S2-S8 colorimetric and fluorescent WISH samples imaged using light sheet microscopy were mounted as described below, while others were mounted in 80% glycerol supplemented with 2.5% DABCO. C4 and sexual adult samples were mounted in Scale A2 mounting media (Hama et al., 2011).
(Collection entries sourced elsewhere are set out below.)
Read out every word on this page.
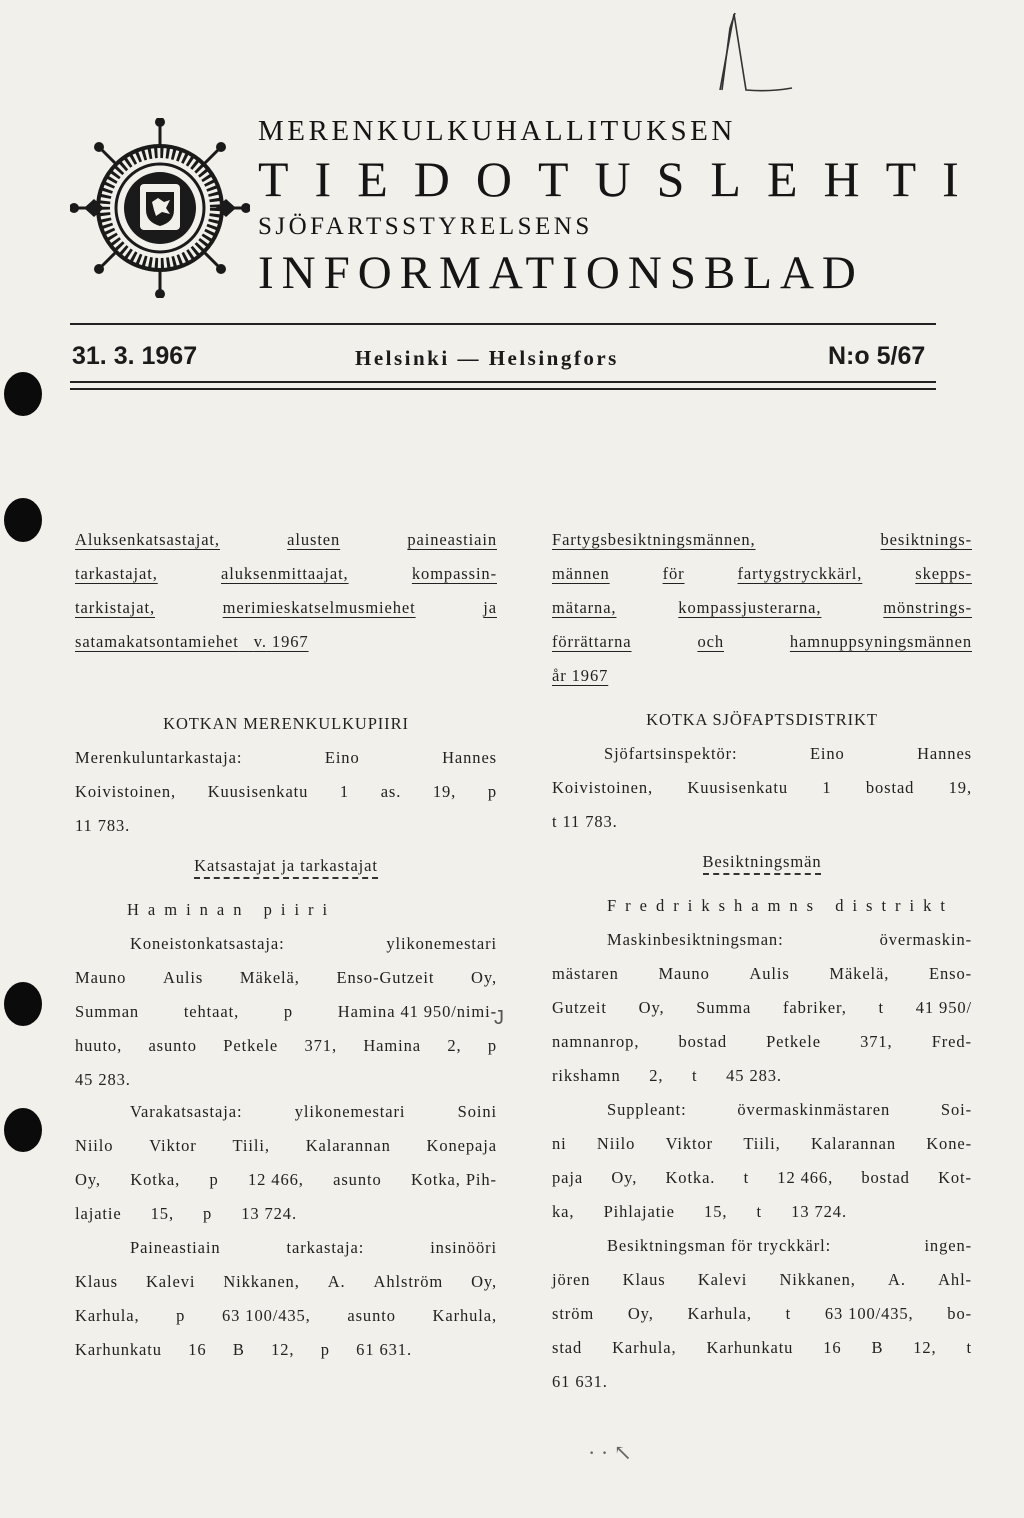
MERENKULKUHALLITUKSEN
TIEDOTUSLEHTI
SJÖFARTSSTYRELSENS
INFORMATIONSBLAD
31. 3. 1967	Helsinki — Helsingfors	N:o 5/67
Aluksenkatsastajat,	alusten	paineastiain
tarkastajat,	aluksenmittaajat,	kompassin-
tarkistajat,	merimieskatselmusmiehet	ja
satamakatsontamiehet v. 1967
KOTKAN MERENKULKUPIIRI
Merenkuluntarkastaja:	Eino	Hannes
Koivistoinen, Kuusisenkatu 1 as. 19, p
11 783.
Katsastajat ja tarkastajat
Haminan piiri
Koneistonkatsastaja:	ylikonemestari
Mauno Aulis Mäkelä, Enso-Gutzeit Oy,
Summan	tehtaat,	p	Hamina 41 950/nimi-
huuto, asunto Petkele 371, Hamina 2, p
45 283.
Varakatsastaja:	ylikonemestari	Soini
Niilo Viktor Tiili, Kalarannan Konepaja
Oy, Kotka, p 12 466, asunto Kotka, Pih-
lajatie 15, p 13 724.
Paineastiain	tarkastaja:	insinööri
Klaus Kalevi Nikkanen, A. Ahlström Oy,
Karhula, p 63 100/435, asunto Karhula,
Karhunkatu 16 B 12, p 61 631.
Fartygsbesiktningsmännen,	besiktnings-
männen	för	fartygstryckkärl,	skepps-
mätarna,	kompassjusterarna,	mönstrings-
förrättarna	och	hamnuppsyningsmännen
år 1967
KOTKA SJÖFAPTSDISTRIKT
Sjöfartsinspektör:	Eino	Hannes
Koivistoinen, Kuusisenkatu 1 bostad 19,
t 11 783.
Besiktningsmän
Fredrikshamns distrikt
Maskinbesiktningsman:	övermaskin-
mästaren Mauno Aulis Mäkelä, Enso-
Gutzeit Oy, Summa fabriker, t 41 950/
namnanrop, bostad Petkele 371, Fred-
rikshamn 2, t 45 283.
Suppleant:	övermaskinmästaren	Soi-
ni Niilo Viktor Tiili, Kalarannan Kone-
paja Oy, Kotka. t 12 466, bostad Kot-
ka, Pihlajatie 15, t 13 724.
Besiktningsman för tryckkärl:	ingen-
jören Klaus Kalevi Nikkanen, A. Ahl-
ström Oy, Karhula, t 63 100/435, bo-
stad Karhula, Karhunkatu 16 B 12, t
61 631.
J
· · ↖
A Leica M205 FA stereomicroscope was used to capture images of live animals and colorimetric WISH samples. A Leica DM600B upright microscope was used to capture images of histological sections. A Zeiss LSM-510-VIS confocal and a customized light sheet microscope were used to capture Z-stacks for fluorescent WISH samples.
Fixed, stained Smed embryos were mounted in 1% low melt agarose in 1x PBS along with fluorescent conjugated beads required for image registration and reconstruction (FluoSpheres® Polystyrene Microspheres, 1.0 µm, red fluorescent (580/605), Invitrogen/Molecular Probes, F13083; FluoSpheres® Carboxylate Modified Microspheres, 0.1 µm, yellow-green fluorescent (505/515), Invitrogen/Molecular Probes, F8803). 1 µM fluorescent bead stock solutions were diluted 1:10,000 - 1: 360,000, depending on the size of the embryo and the magnification of the detection objective used. Samples were placed in an imaging chamber within a Single Plane Illumination Microscopy (SPIM) system described in (Nakajima et al., 2013). S3-S5 embryos were imaged using either a 10x Plan Apochromat or a 5x Plan NeoFluar objective. Z-stacks were taken every 45˚ around the surface of the samples using a rotating stage, producing 8 stacks of images per embryo. Multiview data sets were reconstructed using Fiji SPIM plugins for data registration and fusion (Preibisch et al., 2010). Completely reconstructed data sets were viewed in the Imaris software package, where they were cropped and masked to remove beads. Cell positions and the embryonic pharynx were marked manually using the 3D Spot Finder function, and the three-dimensional coordinates for marked cells were exported into excel for analysis of cell positions. Colocalization was determined manually on S3-S4 whole embryos, or on crop3D sections (100 µm X 200 µm X 100 µm) of S5 embryos.